From the cars we drive to the films we watch, AI is impacting all areas of our lives. But some of those areas are heavily regulated, and the consequences could be profound. Nowhere is that more true than financial advice and AI. Although 91% of people don’t access financial advice from people, 100% have access to LLMs like ChatGPT and Claude, and they are asking AI to help with financial decisions. And AI is offering financial advice – one LLM just told me to get a five year fixed rate mortgage with HSBC.
Sheldon Mills, executive director of the FCA, is conducting a review of AI and retail financial services. He recently spoke to AI providers, financial advisers, wealth managers and law firms at a Prysm Global roundtable, and the exchange of views was fascinating.
The use of AI to answer questions in real time is commonplace; we also see AI being used to automate many tasks and processes. There is now clearly a move to use AI in client-facing roles. Data-led firms are moving quite quickly to agentic AI: the technical capability is already there for an AI agent to move bank accounts on your behalf.
There are huge opportunities here for consumer benefit – for example, more people getting better advice, cheaper. Advice that might now cost £2000 may be given for £20. It is easier for an AI agent than a person to scan the entire market quickly. Consumer experience and usability could improve radically. Compliance with rules could be guaranteed.
But there are also huge risks. The AI agents are not regulated by the FCA, and so nor is their advice. The consumer protection guardrails risk being ripped off. Personal use of AI seems to be outpacing institutional comfort levels, suggesting that consumer expectations of AI could shift faster that firms’ and regulators’ risk appetites.
What are the limits to this? Where in the future will consumers get their advice from – regulated people or unregulated computer programmes? Gaps are clearly opening up. It is not in consumer interest if regulation inadvertently pushes them to unregulated advice. The FCA has defined its regulation of advice in terms of traditional legal entities and definitions and standards for the provision of advice which have contributed to the emergence of the huge advice gap. The FCA is now changing its definitions of advice to make it less onerous and risky to provide advice.
Meanwhile, Open AI have said that over 200 million people every month ask ChatGPT questions on investments, budgeting and financial planning. Frontier AI providers and platform providers are bringing their own solutions. In the US, OpenAI has just launched a financial planning tool that lets users connect their financial accounts and ask questions based on their financial context. None of the answers they get from AI in the UK are regulated.
Underlying the speed of deployment and take-up and the role of regulation are questions of trust. How quickly will consumers decide to trust AI with their finances? What can AI firms do to build trust?
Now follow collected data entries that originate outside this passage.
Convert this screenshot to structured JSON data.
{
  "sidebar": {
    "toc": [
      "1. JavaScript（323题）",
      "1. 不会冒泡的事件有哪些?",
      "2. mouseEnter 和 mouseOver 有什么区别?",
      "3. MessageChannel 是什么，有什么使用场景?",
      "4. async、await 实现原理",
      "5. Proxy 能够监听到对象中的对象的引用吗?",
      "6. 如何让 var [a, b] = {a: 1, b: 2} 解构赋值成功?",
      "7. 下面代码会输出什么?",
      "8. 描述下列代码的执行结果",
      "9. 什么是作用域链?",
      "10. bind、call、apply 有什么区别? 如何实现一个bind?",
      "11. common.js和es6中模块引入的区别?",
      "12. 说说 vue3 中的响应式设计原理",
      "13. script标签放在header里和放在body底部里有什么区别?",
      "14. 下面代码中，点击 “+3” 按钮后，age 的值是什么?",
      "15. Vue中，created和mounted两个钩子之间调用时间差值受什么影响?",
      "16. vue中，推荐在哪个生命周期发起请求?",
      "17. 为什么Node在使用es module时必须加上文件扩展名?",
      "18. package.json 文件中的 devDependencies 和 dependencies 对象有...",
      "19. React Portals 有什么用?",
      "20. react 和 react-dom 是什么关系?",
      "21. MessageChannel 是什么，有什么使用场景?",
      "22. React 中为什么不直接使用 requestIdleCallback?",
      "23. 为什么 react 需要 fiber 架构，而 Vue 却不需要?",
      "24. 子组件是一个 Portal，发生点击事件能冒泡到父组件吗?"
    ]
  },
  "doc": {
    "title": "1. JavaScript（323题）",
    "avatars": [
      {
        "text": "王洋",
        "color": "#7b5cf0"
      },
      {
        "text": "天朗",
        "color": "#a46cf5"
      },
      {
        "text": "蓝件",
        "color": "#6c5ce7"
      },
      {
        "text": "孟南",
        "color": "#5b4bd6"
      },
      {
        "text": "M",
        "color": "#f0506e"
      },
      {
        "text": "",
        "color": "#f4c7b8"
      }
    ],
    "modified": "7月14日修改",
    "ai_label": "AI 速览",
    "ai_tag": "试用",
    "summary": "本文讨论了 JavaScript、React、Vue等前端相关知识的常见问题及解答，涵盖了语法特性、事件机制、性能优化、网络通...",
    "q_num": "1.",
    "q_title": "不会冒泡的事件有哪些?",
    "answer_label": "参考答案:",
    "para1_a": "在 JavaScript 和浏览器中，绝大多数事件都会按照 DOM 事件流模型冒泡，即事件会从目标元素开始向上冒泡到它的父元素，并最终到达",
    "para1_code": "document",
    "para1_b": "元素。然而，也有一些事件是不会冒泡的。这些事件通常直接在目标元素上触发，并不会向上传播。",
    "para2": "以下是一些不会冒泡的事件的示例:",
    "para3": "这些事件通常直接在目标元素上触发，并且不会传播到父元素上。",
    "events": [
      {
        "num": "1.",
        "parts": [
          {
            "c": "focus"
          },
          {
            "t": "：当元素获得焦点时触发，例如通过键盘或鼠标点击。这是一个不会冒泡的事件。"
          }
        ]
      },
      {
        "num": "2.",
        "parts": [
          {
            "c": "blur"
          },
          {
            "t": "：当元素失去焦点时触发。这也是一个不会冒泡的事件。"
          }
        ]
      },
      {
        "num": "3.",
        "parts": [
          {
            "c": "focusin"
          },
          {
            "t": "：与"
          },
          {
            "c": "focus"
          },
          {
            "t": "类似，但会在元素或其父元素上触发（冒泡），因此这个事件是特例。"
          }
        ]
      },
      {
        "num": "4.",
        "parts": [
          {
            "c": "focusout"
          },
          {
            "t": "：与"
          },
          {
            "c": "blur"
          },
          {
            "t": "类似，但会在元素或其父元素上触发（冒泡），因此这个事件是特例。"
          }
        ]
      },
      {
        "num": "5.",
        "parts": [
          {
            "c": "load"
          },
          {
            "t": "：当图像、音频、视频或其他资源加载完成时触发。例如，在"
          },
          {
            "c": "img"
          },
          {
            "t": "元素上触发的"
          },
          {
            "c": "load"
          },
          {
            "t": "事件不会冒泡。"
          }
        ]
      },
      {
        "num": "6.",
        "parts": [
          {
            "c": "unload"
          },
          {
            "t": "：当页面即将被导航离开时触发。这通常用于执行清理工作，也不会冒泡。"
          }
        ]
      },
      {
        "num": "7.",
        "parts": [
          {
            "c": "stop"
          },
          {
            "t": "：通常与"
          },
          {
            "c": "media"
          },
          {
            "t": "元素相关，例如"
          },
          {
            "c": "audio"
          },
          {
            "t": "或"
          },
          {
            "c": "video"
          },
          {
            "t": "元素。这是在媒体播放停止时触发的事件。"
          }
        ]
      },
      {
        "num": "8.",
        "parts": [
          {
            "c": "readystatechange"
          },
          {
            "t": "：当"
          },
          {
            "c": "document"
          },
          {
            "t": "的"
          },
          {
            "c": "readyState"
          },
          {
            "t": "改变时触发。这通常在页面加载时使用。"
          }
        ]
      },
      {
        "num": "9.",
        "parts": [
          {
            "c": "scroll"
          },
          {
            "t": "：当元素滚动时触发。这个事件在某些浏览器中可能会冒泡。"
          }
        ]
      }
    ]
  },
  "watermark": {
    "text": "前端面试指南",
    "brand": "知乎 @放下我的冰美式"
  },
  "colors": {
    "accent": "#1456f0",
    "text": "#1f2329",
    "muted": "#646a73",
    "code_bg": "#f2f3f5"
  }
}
Everyone needs to remember the adage that trust arrives on foot but leaves on horseback at a gallop. What is the role of the regulator in ensuring that the AI is trustworthy without stifling innovation and the benefits.
A key question then is where should the FCA regulatory perimeter lie? Do we need to move from regulating traditional legal entities (which is easier) to regulating models (which may make more sense, but would be more difficult to enforce). Should AI agents be regulated? There is a senior managers regime for people, but should there be a senior managers regime for AI agents? The current view is “no”, but will that still be the case in 5 years’ time when there may be an autonomous AI economy?
There are risks of harm as well as benefits from AI in advice and financial services.
There are challenges of preventing answers and actions based on poor or even poisoned data. Data protection is an acute issue legally – including whether big data providers are doing enough to address the deliberately false poisoning of personal data and how personal data is protected from harmful usage. Open Finance – the authorised sharing of personal data – is going much too slowly for many in the industry. AI could open up whole new opportunities for Open Finance, helping to reach its so far unfulfilled promise.
There are issues of bias and explainability. There are potential access barriers caused by hyper-personalisation which could undermine the pooling of risk that is the basis of the insurance market.
In the increasingly problematic area of fraud, AI brings benefits and risks. Fraudsters can use AI to target victims more convincingly. But investigators can use AI to do the investigations humans do but in a fraction of the time. In future it might be possible to review all payments for fraud in real time, not just when there is an alert flagging suspicious activity.
This is a whole new frontier of regulation in financial services. It will be important to get the right balance – to ensure consumers get the benefits from AI, without suffering from increased risks and bureaucracy.
It is throwing up countless new questions in the industry, and it is clear there are few easy answers. We look forward to Sheldon’s conclusions.